Sources reviewed monthly. Single LAST_VERIFIED_DATE constant in src/lib/schema.ts drives every freshness indicator on the site: footer stamp, hero badges, WebSite schema dateModified, every Article schema dateModified, and the Reviewed against primary sources badge on this page and /about. Rolling one constant forward updates the entire site by construction.
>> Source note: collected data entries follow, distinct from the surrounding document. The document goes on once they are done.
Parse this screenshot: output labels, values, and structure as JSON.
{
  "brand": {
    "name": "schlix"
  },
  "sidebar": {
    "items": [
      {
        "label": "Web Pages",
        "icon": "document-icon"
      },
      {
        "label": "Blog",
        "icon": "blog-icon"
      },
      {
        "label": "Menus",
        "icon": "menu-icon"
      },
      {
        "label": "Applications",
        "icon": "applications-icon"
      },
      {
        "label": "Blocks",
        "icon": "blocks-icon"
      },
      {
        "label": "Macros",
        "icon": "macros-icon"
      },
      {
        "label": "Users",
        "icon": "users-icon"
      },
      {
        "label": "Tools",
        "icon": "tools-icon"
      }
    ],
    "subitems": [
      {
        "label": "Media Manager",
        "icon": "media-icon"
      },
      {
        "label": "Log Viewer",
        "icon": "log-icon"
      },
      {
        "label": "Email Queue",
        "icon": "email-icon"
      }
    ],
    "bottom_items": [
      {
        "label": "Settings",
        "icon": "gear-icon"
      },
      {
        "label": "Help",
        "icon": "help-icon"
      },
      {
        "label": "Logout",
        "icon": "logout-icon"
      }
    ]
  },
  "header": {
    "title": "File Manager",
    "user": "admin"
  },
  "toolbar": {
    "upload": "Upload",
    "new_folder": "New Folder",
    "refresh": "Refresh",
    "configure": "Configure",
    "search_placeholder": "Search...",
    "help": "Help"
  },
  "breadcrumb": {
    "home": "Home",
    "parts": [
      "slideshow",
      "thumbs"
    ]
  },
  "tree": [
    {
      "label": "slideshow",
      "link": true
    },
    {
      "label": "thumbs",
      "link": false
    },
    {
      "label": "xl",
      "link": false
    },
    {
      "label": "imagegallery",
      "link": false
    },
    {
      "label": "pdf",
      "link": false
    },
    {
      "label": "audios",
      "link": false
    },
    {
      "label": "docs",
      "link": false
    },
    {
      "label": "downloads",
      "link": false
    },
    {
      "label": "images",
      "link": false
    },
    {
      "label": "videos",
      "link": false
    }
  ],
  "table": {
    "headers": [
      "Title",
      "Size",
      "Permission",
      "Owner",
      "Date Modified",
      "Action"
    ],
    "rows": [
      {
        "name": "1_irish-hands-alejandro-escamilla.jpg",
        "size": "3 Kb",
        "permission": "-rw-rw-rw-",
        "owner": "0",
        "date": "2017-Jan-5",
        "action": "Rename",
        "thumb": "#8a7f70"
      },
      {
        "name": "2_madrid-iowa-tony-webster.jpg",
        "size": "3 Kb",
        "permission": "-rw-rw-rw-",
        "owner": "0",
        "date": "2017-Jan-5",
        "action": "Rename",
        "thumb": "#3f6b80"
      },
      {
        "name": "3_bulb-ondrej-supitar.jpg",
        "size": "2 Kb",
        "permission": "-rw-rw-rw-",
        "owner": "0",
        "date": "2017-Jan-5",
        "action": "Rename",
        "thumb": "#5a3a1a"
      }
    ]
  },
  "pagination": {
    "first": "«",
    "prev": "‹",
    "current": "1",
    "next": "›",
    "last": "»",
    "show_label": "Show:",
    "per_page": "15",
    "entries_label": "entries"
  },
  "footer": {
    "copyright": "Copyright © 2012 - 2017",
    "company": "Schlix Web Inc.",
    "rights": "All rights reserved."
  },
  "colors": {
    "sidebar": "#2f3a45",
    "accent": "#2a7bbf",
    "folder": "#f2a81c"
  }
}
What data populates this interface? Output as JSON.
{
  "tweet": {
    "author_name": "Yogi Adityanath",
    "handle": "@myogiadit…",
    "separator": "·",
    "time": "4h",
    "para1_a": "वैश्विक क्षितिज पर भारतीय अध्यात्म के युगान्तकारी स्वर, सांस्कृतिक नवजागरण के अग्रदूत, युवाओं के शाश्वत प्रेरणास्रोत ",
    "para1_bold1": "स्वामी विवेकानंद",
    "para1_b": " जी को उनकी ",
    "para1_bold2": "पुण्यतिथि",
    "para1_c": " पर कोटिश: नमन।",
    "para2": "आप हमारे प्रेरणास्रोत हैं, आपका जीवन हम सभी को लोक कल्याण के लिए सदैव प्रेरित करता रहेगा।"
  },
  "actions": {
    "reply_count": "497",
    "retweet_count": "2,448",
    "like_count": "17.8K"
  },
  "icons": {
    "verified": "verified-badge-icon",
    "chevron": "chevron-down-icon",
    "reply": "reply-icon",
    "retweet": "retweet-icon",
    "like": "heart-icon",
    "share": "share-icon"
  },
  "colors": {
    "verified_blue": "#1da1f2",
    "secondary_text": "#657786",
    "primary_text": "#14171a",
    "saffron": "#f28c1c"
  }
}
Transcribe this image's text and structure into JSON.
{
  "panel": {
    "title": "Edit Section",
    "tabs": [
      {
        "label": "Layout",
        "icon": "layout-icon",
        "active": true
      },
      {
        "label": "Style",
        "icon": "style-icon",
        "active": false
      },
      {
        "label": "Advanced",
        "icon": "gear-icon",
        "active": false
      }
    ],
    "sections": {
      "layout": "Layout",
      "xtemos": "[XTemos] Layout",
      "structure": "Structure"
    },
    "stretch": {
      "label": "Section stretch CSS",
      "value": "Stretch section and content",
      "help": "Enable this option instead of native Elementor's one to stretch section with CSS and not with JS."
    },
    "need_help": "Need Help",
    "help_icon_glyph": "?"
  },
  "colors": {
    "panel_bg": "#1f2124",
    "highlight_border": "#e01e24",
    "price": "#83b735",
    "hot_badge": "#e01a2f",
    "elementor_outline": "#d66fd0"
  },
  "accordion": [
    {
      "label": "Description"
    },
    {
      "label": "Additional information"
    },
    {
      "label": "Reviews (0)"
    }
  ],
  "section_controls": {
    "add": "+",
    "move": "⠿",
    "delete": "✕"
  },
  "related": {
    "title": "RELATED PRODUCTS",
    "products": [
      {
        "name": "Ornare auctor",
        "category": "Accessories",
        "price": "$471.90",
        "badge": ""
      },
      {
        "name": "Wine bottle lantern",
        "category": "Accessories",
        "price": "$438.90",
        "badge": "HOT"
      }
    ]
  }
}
Out-of-cycle refresh triggers:

  • AAD revises its consumer hair-care topic pages (cleansing frequency, traction alopecia thresholds, breakage triage).
  • A peer-reviewed paper in the Journal of Cosmetic Science or International Journal of Trichology materially changes a per-type recommendation.
  • A category-leader product (Pattern Beauty, SheaMoisture, DevaCurl, Mielle Organics) reformulates or discontinues a recommended SKU.
  • A flagged reader correction with a primary-source citation.
  • A new long-form Type 4 documentation series from a credited creator (Whitney White, Curly Nikki, OurX) that changes the recommended routine for 4A, 4B, or 4C.

Limitations

  • The Andre Walker system implies a single type when most people have two or more textures across the head. The quiz returns a primary and secondary type to reflect that; the per-type pages explicitly call out the most-confused boundaries (2C / 3A, 3C / 4A, 4B / 4C).
  • Photo placeholders use coloured CSS blocks today with documented alt text. Photography from diverse libraries (Nappy.co, Create Her Stock) and commissioned shots are the next phase. The placeholder approach is honest; it is also a real ranking gap against competitors with photo grids.
  • Commercial bias in the product market: Type 3-4 product investment dominates over Type 1-2 product investment by category. Our Type 1-2 recommendations are leaner partly because the category is leaner, not because the typing matters less.
  • Mixed-texture reality is poorly captured by any single-type label. We treat primary type plus secondary type plus porosity plus density as the meaningful product-decision input set, rather than treating one Walker letter as the answer.
  • Hormonal, age, and chemical-treatment drift can shift pattern over time. The FAQ covers this; the typing on this site is a snapshot, not a permanent assignment.

Corrections

Correction or factual challenge? Email via the contact form at digitalsignet.com. Include the URL, the claim you are challenging, and the primary source you believe corrects it. Five-business-day SLA on substantive corrections. We do not credit corrections by default; flag in your message if you would like a credit line.

We do not respond to product-promotion requests on /methodology or /about. Brands wanting product placement consideration should pitch products on fit-to-type merits and accept that named-with-reasoning placement is the only placement we offer, and that it is not for sale.